Urs Janett, Gegner der Unternehmenssteuerreform sagen, 99,9 Prozent der Bevölkerung verstünden die Vorlage nicht. Zu welchem Teil der Bevölkerung zählen Sie sich?

Ich muss rein von meiner Aufgabe her mehr wissen und stelle an mich von Amtes wegen den Anspruch, zu denjenigen zu gehören, die die Vorlage verstehen. Denn es geht um Geld für die Kantone und um deren Zukunft.

Sie streiten nicht ab, dass es eine komplexe Vorlage ist.
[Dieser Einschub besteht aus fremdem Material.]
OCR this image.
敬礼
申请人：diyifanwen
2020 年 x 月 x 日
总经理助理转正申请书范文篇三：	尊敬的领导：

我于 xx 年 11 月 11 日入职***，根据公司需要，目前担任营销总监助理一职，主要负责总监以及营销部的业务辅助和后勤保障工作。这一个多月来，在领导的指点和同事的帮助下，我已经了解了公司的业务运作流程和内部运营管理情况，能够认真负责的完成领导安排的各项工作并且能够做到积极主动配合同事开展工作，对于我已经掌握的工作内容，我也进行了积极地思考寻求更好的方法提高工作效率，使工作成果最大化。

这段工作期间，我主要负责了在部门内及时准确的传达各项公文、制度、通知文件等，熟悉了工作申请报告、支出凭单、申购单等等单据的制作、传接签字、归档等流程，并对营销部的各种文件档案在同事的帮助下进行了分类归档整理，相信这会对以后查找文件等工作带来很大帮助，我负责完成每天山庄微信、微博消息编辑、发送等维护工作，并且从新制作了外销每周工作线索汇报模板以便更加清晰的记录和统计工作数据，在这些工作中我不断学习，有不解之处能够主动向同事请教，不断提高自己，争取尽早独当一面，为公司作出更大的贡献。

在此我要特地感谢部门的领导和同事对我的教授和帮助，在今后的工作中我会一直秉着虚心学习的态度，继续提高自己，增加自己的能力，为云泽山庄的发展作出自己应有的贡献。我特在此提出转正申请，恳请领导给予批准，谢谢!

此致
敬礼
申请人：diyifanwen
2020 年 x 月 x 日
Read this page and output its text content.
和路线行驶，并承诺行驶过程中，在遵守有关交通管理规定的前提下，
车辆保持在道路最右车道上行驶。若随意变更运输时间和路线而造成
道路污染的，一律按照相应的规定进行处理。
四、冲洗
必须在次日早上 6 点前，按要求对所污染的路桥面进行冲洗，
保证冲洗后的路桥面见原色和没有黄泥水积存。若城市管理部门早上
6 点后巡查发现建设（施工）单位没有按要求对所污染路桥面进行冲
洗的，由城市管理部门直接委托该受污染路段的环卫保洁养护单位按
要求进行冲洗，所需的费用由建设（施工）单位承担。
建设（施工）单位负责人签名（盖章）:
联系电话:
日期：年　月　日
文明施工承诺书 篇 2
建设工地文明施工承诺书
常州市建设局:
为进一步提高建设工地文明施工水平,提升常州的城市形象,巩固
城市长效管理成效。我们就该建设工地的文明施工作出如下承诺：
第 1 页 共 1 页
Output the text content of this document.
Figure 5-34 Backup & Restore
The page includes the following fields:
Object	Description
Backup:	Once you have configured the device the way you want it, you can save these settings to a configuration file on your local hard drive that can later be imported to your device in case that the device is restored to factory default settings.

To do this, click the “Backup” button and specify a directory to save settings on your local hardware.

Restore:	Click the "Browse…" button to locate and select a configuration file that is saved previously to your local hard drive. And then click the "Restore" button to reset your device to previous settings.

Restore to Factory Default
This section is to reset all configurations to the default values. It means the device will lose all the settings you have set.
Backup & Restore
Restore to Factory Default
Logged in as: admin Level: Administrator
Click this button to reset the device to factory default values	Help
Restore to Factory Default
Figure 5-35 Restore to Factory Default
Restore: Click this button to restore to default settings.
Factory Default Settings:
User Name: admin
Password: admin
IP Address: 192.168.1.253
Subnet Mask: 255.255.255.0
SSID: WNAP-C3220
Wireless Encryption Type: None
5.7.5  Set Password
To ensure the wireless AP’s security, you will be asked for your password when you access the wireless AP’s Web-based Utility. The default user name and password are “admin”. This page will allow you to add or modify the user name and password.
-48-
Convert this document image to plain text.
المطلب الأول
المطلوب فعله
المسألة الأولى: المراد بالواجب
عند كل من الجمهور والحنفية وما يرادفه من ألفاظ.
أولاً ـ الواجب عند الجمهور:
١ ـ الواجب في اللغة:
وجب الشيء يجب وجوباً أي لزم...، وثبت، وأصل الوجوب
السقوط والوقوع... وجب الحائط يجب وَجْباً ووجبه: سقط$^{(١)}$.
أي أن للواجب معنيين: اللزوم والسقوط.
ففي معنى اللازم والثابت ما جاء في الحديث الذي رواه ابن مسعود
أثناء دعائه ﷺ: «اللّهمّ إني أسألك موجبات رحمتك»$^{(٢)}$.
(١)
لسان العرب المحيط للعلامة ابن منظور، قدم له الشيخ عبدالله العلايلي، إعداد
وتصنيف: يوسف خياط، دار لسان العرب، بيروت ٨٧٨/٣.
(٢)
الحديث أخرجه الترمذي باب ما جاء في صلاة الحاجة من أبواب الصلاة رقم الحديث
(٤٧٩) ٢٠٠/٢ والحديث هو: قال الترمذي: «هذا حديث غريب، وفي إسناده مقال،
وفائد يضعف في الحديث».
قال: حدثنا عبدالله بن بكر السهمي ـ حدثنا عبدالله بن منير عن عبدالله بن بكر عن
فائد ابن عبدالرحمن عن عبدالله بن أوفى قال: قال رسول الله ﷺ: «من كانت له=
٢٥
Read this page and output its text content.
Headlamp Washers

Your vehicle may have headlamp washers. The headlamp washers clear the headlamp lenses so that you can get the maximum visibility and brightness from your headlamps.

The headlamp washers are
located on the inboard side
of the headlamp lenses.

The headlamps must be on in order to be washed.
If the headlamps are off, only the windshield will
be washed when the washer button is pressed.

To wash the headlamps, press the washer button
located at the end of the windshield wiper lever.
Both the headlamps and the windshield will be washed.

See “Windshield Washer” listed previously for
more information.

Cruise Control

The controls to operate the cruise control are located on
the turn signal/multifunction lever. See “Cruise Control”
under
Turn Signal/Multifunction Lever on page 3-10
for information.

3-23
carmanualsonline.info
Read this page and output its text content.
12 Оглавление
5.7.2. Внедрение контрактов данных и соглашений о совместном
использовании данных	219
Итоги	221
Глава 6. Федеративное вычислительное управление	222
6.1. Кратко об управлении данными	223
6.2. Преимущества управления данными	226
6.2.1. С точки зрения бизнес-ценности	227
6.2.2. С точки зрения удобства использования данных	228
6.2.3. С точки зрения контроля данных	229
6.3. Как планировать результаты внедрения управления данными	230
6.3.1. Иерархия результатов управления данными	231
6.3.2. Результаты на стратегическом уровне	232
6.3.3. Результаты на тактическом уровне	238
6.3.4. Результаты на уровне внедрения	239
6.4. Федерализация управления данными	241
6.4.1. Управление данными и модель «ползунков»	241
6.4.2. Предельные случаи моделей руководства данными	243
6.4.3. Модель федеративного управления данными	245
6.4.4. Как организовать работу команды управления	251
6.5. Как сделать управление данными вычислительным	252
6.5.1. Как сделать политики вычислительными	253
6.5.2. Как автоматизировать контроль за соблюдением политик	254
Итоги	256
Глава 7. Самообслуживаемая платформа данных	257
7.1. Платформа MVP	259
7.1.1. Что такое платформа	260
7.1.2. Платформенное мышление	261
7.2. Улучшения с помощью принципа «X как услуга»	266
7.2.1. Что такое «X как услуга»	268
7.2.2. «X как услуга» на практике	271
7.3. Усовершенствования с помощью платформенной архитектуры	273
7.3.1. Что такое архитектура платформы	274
Zu komplex für eine Volksabstimmung?

Die Vorlage ist tatsächlich sehr komplex. Aber in einer direkten Demokratie kann das Volk auch darüber befinden. Das Volk hat immer wieder gezeigt, dass es auch sehr komplexe Sachverhalte clever entscheiden kann. Es muss der Politik aber gelingen, eine Vorlage einfach und verständlich rüberzubringen.

Wie tun Sie dies?

Die Gewinne von international tätigen Unternehmen werden bis heute in der Schweiz privilegiert besteuert. Aufgrund von ausländischem Druck müssen wir diese Privilegien abschaffen, was weitreichende negative Folgen für die Kantone und die Gemeinden haben wird. Um für solche Firmen auch weiterhin steuerlich attraktiv zu bleiben, hat der Bund mit der USR III Entlastungsmöglichkeiten vorgesehen, die den Forschungs- und Entwicklungsplatz Schweiz stärken sollen. Die Kantone erhalten die Möglichkeit, individuell diejenigen «Stellschrauben» zu drehen, die für sie am wichtigsten erscheinen. Wenn wir die Vorlage ablehnen und nichts tun, besteht die Gefahr, dass diese Unternehmen ins Ausland abwandern, wo sie noch immer Steuerprivilegien geniessen.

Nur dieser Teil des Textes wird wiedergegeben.